In the case of natural languages you swear in your mother tongue, write papers in English and when in Rome it helps to speak a little bit of Italian. Being a polyglot promotes communication, understanding and expression but it also sometimes increase the probability of confusion. One thing is for certain: in a globalized world for most of us our mother tongue will not suffice.
In the case of programming languages it is very much the same. The workshop is meant for those whose mother tongue is Stata but want to explore the added value of learning python or the reverse.
Besides an introduction to Python the workshop will demonstrate how to use the Stata SFI api to embed python code in a stata program and pass data between stata and python. Examples of when such an embedding is advantageous will be discussed and demonstrated. These include: text mining (python regular expressions), web scraping (programming a web browser in python), using web APIs to get data (e.g. Google Trends, Yahoo finance etc), speeding up with python multiprocessing (e.g. parallelize a for loop), unsupervised learning (e.g. python implementation of Luvain clustering algorithm) etc.
The course will be a series of live demonstrations using Jupyter notebooks and the course material will be shared with all participants. For active participation you will need a Laptop (hopefully we will have local wifi) with Stata16 and Anaconda3 (with Python 3.7 or so). If you want to run the Stata Jupyter notebooks you need to have installed the Stata Kernel for Jupyter (alternative you copy paste the code from Jupyter notebooks to Stata16.
PS: Two modules written for the course use the Stata16 sfi to import (some of the) functionality of python modules to Stata. If you have Stata 16 try:
- Stata command to get stock prices from Yahoo finance
. ssc install stockquote, replace and then run it as follows:
. stockquote AAPL, start_date(2020-01-01) end_date(2020-01-30)
to get 30 days worth of Apple stock price information. The module wraps itself around Python’s yfinance module and uses the following stata/python classes: sfi.Macro and sfi.Data, sfi. Datetime.
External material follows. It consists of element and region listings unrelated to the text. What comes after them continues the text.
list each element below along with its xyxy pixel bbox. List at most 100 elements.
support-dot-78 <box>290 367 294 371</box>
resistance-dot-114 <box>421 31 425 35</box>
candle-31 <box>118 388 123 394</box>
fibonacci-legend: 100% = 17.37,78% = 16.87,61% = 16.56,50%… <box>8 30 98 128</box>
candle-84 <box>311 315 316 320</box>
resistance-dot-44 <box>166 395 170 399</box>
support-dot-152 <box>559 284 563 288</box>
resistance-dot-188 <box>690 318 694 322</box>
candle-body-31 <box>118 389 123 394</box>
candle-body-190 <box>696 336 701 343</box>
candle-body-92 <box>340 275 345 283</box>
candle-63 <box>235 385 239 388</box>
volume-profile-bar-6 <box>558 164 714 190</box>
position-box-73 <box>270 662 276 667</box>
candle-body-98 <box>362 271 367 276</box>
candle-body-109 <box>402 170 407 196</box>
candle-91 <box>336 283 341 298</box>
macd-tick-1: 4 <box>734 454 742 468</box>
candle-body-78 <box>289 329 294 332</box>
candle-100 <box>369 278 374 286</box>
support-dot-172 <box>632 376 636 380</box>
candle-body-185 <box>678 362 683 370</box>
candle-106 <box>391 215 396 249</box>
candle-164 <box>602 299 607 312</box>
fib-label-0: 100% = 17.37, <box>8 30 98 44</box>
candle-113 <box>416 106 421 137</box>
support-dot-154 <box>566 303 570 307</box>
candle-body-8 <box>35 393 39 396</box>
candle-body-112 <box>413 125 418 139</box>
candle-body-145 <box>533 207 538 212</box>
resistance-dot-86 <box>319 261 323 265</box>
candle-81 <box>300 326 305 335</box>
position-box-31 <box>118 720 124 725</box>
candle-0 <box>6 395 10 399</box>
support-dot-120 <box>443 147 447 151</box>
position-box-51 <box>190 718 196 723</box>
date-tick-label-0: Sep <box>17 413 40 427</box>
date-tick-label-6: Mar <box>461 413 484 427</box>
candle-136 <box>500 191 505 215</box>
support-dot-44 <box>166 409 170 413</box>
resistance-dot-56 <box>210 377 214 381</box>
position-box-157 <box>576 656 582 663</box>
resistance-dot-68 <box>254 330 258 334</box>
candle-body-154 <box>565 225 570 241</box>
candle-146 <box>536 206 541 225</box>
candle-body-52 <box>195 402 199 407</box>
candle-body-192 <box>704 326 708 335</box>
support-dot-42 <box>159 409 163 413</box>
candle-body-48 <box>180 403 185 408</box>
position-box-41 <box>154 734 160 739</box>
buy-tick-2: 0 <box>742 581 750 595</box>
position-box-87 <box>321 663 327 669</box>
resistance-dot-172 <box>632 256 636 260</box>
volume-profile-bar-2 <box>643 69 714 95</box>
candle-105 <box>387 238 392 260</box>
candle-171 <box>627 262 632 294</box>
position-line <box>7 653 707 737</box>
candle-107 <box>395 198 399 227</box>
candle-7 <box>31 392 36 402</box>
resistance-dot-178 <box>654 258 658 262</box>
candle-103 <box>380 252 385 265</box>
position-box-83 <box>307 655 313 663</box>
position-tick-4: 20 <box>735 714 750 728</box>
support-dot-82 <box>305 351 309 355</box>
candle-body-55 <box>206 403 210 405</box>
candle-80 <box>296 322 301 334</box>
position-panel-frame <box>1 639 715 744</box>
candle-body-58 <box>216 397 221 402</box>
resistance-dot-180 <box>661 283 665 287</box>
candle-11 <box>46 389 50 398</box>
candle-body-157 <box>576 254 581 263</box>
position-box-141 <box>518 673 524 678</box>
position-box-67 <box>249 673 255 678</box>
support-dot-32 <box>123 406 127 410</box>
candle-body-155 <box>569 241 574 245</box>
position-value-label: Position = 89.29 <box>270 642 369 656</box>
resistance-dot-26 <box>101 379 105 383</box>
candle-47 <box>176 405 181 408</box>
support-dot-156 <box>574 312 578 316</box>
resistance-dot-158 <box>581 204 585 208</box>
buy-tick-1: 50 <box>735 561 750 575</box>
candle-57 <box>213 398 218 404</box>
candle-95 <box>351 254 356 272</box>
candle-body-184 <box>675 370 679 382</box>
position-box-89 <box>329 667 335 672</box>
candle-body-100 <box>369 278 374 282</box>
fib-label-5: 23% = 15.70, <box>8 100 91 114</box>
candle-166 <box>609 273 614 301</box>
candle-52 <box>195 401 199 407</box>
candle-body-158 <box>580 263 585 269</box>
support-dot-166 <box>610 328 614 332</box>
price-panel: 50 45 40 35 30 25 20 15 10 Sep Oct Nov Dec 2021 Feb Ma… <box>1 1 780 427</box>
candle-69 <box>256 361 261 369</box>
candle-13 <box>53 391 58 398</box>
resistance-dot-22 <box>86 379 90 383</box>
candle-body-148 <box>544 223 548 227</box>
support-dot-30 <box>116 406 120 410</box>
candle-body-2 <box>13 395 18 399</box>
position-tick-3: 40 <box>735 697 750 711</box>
- Stata command to find communities in weighted networks:
. ssc install louvain
. man louvain
On the help page follow the example by clicking on the commands. You will cluster a weighted graph of all numbers from 1 to 10 where two numbers are connected iff they are not coprime. When they are connected the weight is their gcd minus one. It wraps around the python modules python-louvain and uses stata frames and the stata sfi classes: sfi.Data, sfi.Macro and sfi.Frame.